Selon le Collectif pour les libertés individuelles, près de 120 personnes sont jugées, chaque année, pour homosexualité. Un chiffre qui s’additionne, selon Shams, aux centaines d’alertes que l’association reçoit quotidiennement sur des agressions sexuelles, physiques et morales, dans la rue, les établissements publics y compris les postes de police et à travers les réseaux sociaux et les médias. Ramy Ayari, militant LGBT, a été agressé, le 30 avril 2016, dans un bar-restaurant de Gammarth. « Nous étions en train de fêter l’anniversaire d’un ami. À coté de notre table, des hommes ont commencé à lancer des insultes homophobes. Quand un de nous a réagi, ils nous ont agressés. Les gardiens nous ont mis à la porte et la police est intervenue pour nous tabasser  et encore plus nous humilier  se rappelle Ramy avant d’ajouter je reçois tous les jours des menaces sur Facebook de la part des personnes qui se présentent en tant que flics. Ils disent qu’ils vont nous éradiquer de la Tunisie, pays de la tradition islamique et de la pureté ».

Le collectif a projeté des captures d’écran de propos haineux publiés sur les réseaux sociaux à l ‘encontre des homosexuels. « Devant la montée de l’homophobie en Tunisie, nous n’avons plus qu’un seul choix, hausser le ton et radicaliser le mouvement » estime Ghassen Douissa, militant LGBT à Kelmty.

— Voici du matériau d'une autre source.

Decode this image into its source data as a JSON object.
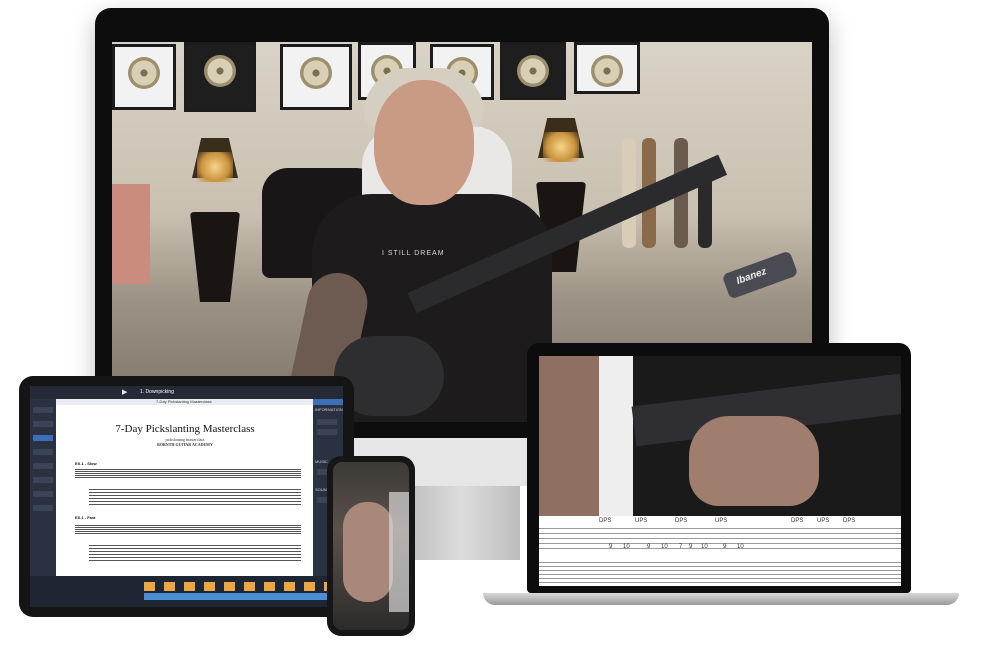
{
  "imac": {
    "guitar_brand": "Ibanez",
    "shirt_text": "I STILL DREAM"
  },
  "ipad": {
    "toolbar_song": "1. Downpicking",
    "score_title": "7-Day Pickslanting Masterclass",
    "score_subtitle": "pickslanting masterclass",
    "score_author": "BORNTH GUITAR ACADEMY",
    "header_strip": "7-Day Pickslanting Masterclass",
    "ex1": "EX.1 - Slow",
    "ex2": "EX.1 - Fast",
    "panel_info": "INFORMATION",
    "panel_music": "MUSIC",
    "panel_sound": "SOUND"
  },
  "laptop": {
    "tab_marks": [
      "DPS",
      "UPS",
      "DPS",
      "UPS",
      "DPS",
      "UPS",
      "DPS"
    ],
    "tab_numbers": [
      "9",
      "10",
      "9",
      "10",
      "7",
      "9",
      "10",
      "9",
      "10"
    ]
  },
  "colors": {
    "ipad_accent": "#f0a640",
    "laptop_highlight": "#fbf3ad"
  }
}
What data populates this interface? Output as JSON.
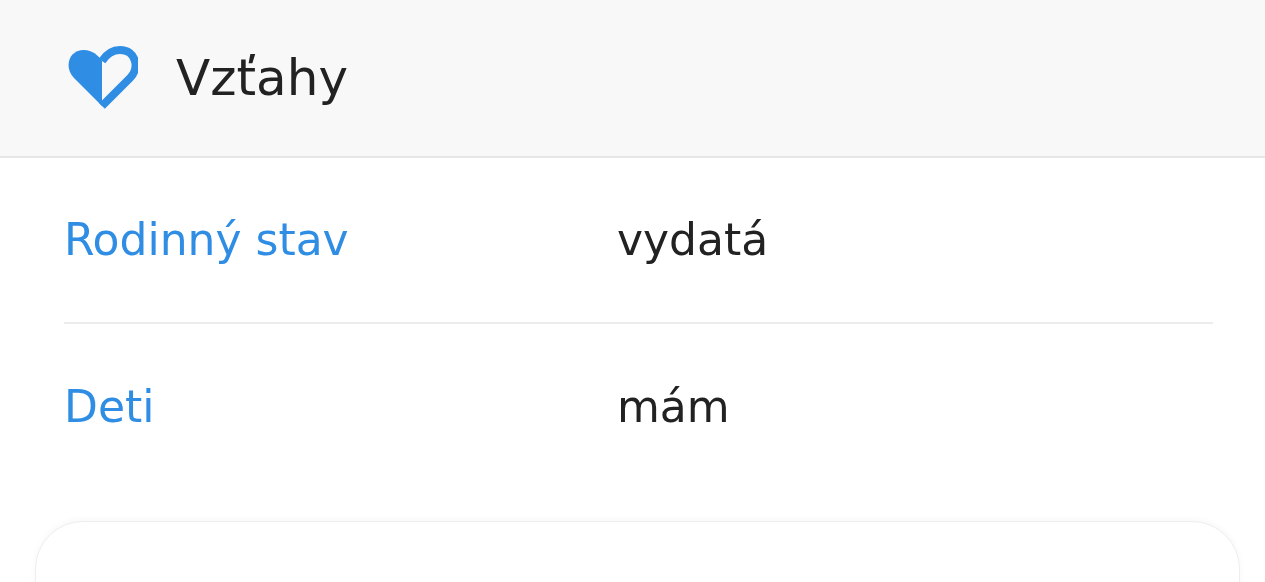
{
  "header": {
    "title": "Vzťahy"
  },
  "rows": [
    {
      "label": "Rodinný stav",
      "value": "vydatá"
    },
    {
      "label": "Deti",
      "value": "mám"
    }
  ]
}
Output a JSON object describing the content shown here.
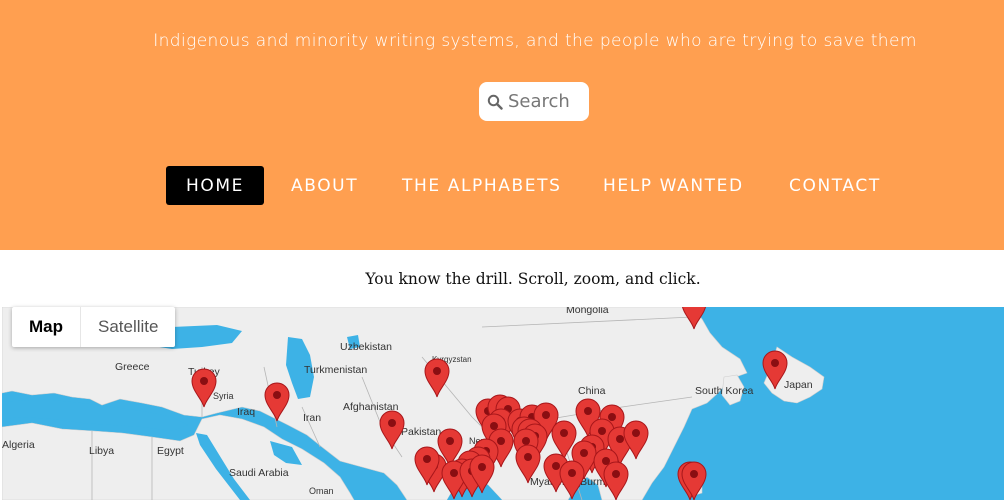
{
  "header": {
    "tagline": "Indigenous and minority writing systems, and the people who are trying to save them",
    "search": {
      "placeholder": "Search"
    },
    "nav": [
      {
        "label": "HOME",
        "active": true
      },
      {
        "label": "ABOUT"
      },
      {
        "label": "THE ALPHABETS"
      },
      {
        "label": "HELP WANTED"
      },
      {
        "label": "CONTACT"
      }
    ],
    "accent_color": "#ff9f50"
  },
  "intro": "You know the drill. Scroll, zoom, and click.",
  "map": {
    "type_buttons": [
      {
        "label": "Map",
        "selected": true
      },
      {
        "label": "Satellite"
      }
    ],
    "water_color": "#3db2e6",
    "land_color": "#eeeeee",
    "marker_color": "#e53935",
    "labels": {
      "mongolia": "Mongolia",
      "greece": "Greece",
      "turkey": "Turkey",
      "uzbekistan": "Uzbekistan",
      "turkmenistan": "Turkmenistan",
      "kyrgyzstan": "Kyrgyzstan",
      "syria": "Syria",
      "iraq": "Iraq",
      "iran": "Iran",
      "afghanistan": "Afghanistan",
      "pakistan": "Pakistan",
      "china": "China",
      "south_korea": "South Korea",
      "japan": "Japan",
      "algeria": "Algeria",
      "libya": "Libya",
      "egypt": "Egypt",
      "saudi_arabia": "Saudi Arabia",
      "oman": "Oman",
      "nepal": "Nep",
      "myanmar": "Myanmar (Burma)"
    }
  }
}
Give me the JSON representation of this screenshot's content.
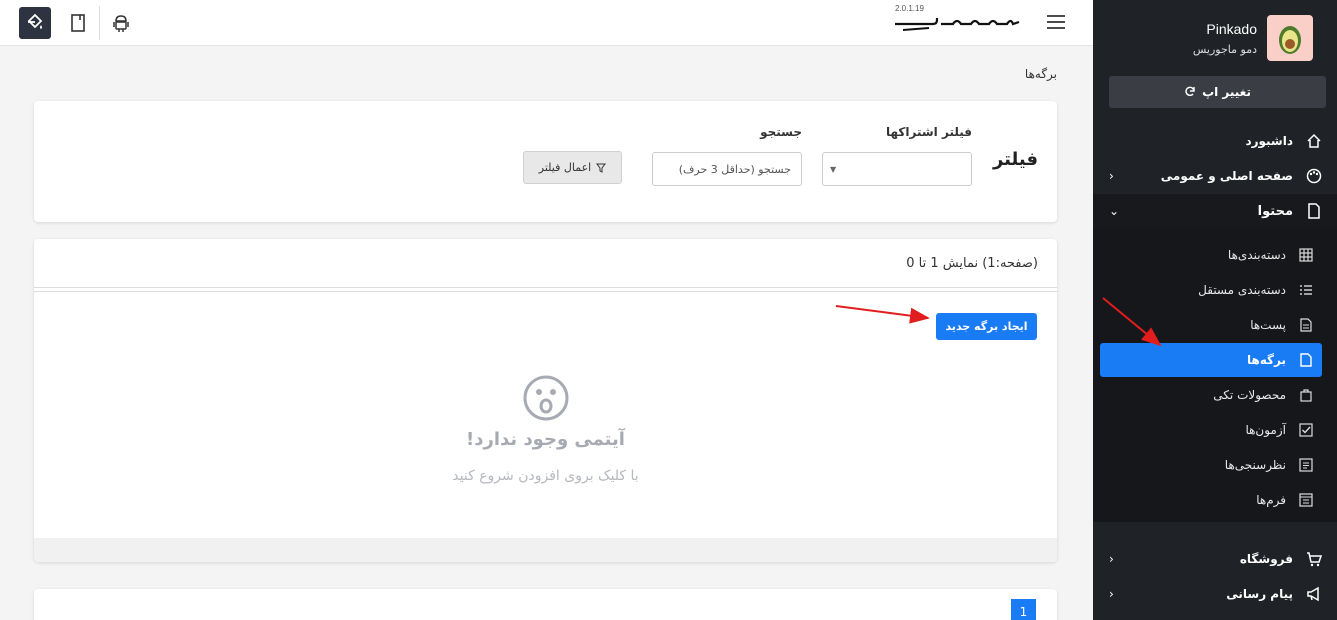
{
  "topbar": {
    "version": "2.0.1.19",
    "icons": [
      "paint-bucket-icon",
      "tablet-icon",
      "android-icon",
      "menu-icon"
    ]
  },
  "sidebar": {
    "app_name": "Pinkado",
    "app_subtitle": "دمو ماجوریس",
    "change_app_label": "تغییر اپ",
    "items": [
      {
        "label": "داشبورد",
        "icon": "home-icon"
      },
      {
        "label": "صفحه اصلی و عمومی",
        "icon": "palette-icon"
      },
      {
        "label": "محتوا",
        "icon": "file-icon"
      },
      {
        "label": "فروشگاه",
        "icon": "cart-icon"
      },
      {
        "label": "پیام رسانی",
        "icon": "megaphone-icon"
      }
    ],
    "content_items": [
      {
        "label": "دسته‌بندی‌ها",
        "icon": "grid-icon"
      },
      {
        "label": "دسته‌بندی مستقل",
        "icon": "list-icon"
      },
      {
        "label": "پست‌ها",
        "icon": "document-icon"
      },
      {
        "label": "برگه‌ها",
        "icon": "page-icon"
      },
      {
        "label": "محصولات تکی",
        "icon": "bag-icon"
      },
      {
        "label": "آزمون‌ها",
        "icon": "checkbox-icon"
      },
      {
        "label": "نظرسنجی‌ها",
        "icon": "poll-icon"
      },
      {
        "label": "فرم‌ها",
        "icon": "form-icon"
      }
    ]
  },
  "main": {
    "breadcrumb": "برگه‌ها",
    "filter": {
      "title": "فیلتر",
      "subscription_label": "فیلتر اشتراکها",
      "search_label": "جستجو",
      "search_placeholder": "جستجو (حداقل 3 حرف)",
      "apply_label": "اعمال فیلتر"
    },
    "list": {
      "paging_info": "(صفحه:1) نمایش 1 تا 0",
      "new_button": "ایجاد برگه جدید",
      "empty_title": "آیتمی وجود ندارد!",
      "empty_subtitle": "با کلیک بروی افزودن شروع کنید"
    },
    "pagination": {
      "current_page": "1"
    }
  },
  "colors": {
    "accent": "#1a7cf5",
    "sidebar_bg": "#1f2226",
    "annotation_arrow": "#e11d1d"
  }
}
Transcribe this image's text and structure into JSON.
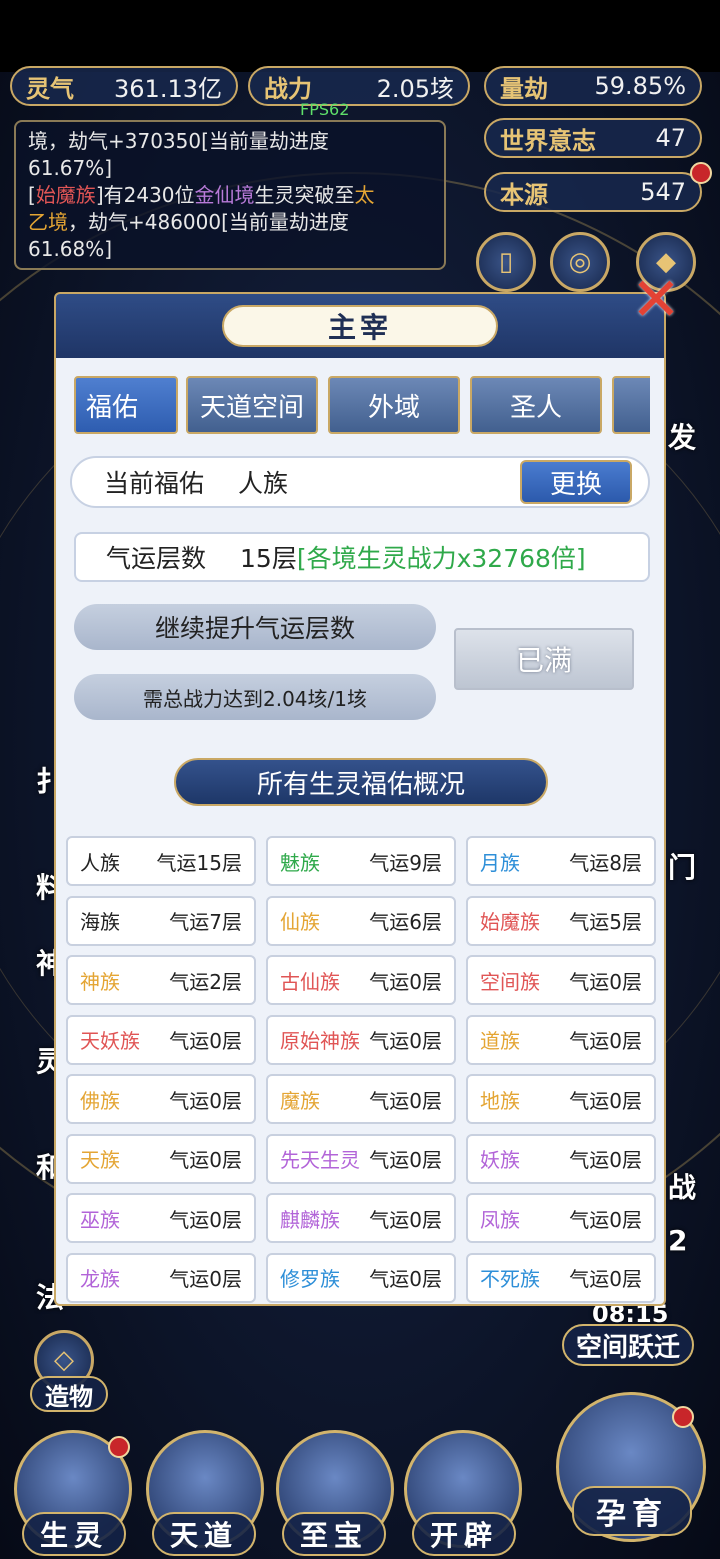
{
  "top_stats": {
    "lingqi": {
      "label": "灵气",
      "value": "361.13亿"
    },
    "zhanli": {
      "label": "战力",
      "value": "2.05垓"
    },
    "liangjie": {
      "label": "量劫",
      "value": "59.85%"
    },
    "shijie": {
      "label": "世界意志",
      "value": "47"
    },
    "benyuan": {
      "label": "本源",
      "value": "547"
    }
  },
  "fps": "FPS62",
  "log": {
    "l1a": "境，劫气+370350[当前量劫进度",
    "l1b": "61.67%]",
    "l2_bracket_open": "[",
    "l2_race": "始魔族",
    "l2_text1": "]有2430位",
    "l2_realm1": "金仙境",
    "l2_text2": "生灵突破至",
    "l2_realm2a": "太",
    "l2_realm2b": "乙境",
    "l2_text3": "，劫气+486000[当前量劫进度",
    "l2_end": "61.68%]"
  },
  "side": {
    "left_labels": [
      "扌",
      "料",
      "神",
      "灵",
      "和",
      "法"
    ],
    "right_labels": [
      "发",
      "门",
      "战",
      "2"
    ],
    "time": "08:15",
    "space_jump": "空间跃迁",
    "zaowu": "造物"
  },
  "bottom": {
    "shengling": "生灵",
    "tiandao": "天道",
    "zhibao": "至宝",
    "kaipi": "开辟",
    "yunyu": "孕育"
  },
  "panel": {
    "title": "主宰",
    "close": "✕",
    "tabs": [
      "福佑",
      "天道空间",
      "外域",
      "圣人",
      ""
    ],
    "current_label": "当前福佑",
    "current_value": "人族",
    "change_btn": "更换",
    "fortune_label": "气运层数",
    "fortune_value": "15层",
    "fortune_bonus": "[各境生灵战力x32768倍]",
    "upgrade_label": "继续提升气运层数",
    "requirement": "需总战力达到2.04垓/1垓",
    "full_btn": "已满",
    "section_title": "所有生灵福佑概况"
  },
  "races": [
    {
      "name": "人族",
      "level": "气运15层",
      "color": "#222222"
    },
    {
      "name": "魅族",
      "level": "气运9层",
      "color": "#2fa94a"
    },
    {
      "name": "月族",
      "level": "气运8层",
      "color": "#2e8fd8"
    },
    {
      "name": "海族",
      "level": "气运7层",
      "color": "#222222"
    },
    {
      "name": "仙族",
      "level": "气运6层",
      "color": "#e4a534"
    },
    {
      "name": "始魔族",
      "level": "气运5层",
      "color": "#e05555"
    },
    {
      "name": "神族",
      "level": "气运2层",
      "color": "#e4a534"
    },
    {
      "name": "古仙族",
      "level": "气运0层",
      "color": "#e05555"
    },
    {
      "name": "空间族",
      "level": "气运0层",
      "color": "#e05555"
    },
    {
      "name": "天妖族",
      "level": "气运0层",
      "color": "#e05555"
    },
    {
      "name": "原始神族",
      "level": "气运0层",
      "color": "#e05555"
    },
    {
      "name": "道族",
      "level": "气运0层",
      "color": "#e4a534"
    },
    {
      "name": "佛族",
      "level": "气运0层",
      "color": "#e4a534"
    },
    {
      "name": "魔族",
      "level": "气运0层",
      "color": "#e4a534"
    },
    {
      "name": "地族",
      "level": "气运0层",
      "color": "#e4a534"
    },
    {
      "name": "天族",
      "level": "气运0层",
      "color": "#e4a534"
    },
    {
      "name": "先天生灵",
      "level": "气运0层",
      "color": "#b264d8"
    },
    {
      "name": "妖族",
      "level": "气运0层",
      "color": "#b264d8"
    },
    {
      "name": "巫族",
      "level": "气运0层",
      "color": "#b264d8"
    },
    {
      "name": "麒麟族",
      "level": "气运0层",
      "color": "#b264d8"
    },
    {
      "name": "凤族",
      "level": "气运0层",
      "color": "#b264d8"
    },
    {
      "name": "龙族",
      "level": "气运0层",
      "color": "#b264d8"
    },
    {
      "name": "修罗族",
      "level": "气运0层",
      "color": "#2e8fd8"
    },
    {
      "name": "不死族",
      "level": "气运0层",
      "color": "#2e8fd8"
    }
  ]
}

Vers la fin de la célébration, un débat a eu lieu sur les prochaines actions à mener. Parmi les propositions évoquées, l’Association des femmes démocrates a appelé  à saisir le Haut commissariat des droits de l’homme. Une démarche qui pourrait aboutir, d’autant plus que le Comité contre la torture (CAT) de l’ONU a condamné, dans son dernier rapport sur la Tunisie, le test anal et la pénalisation de l’homosexualité.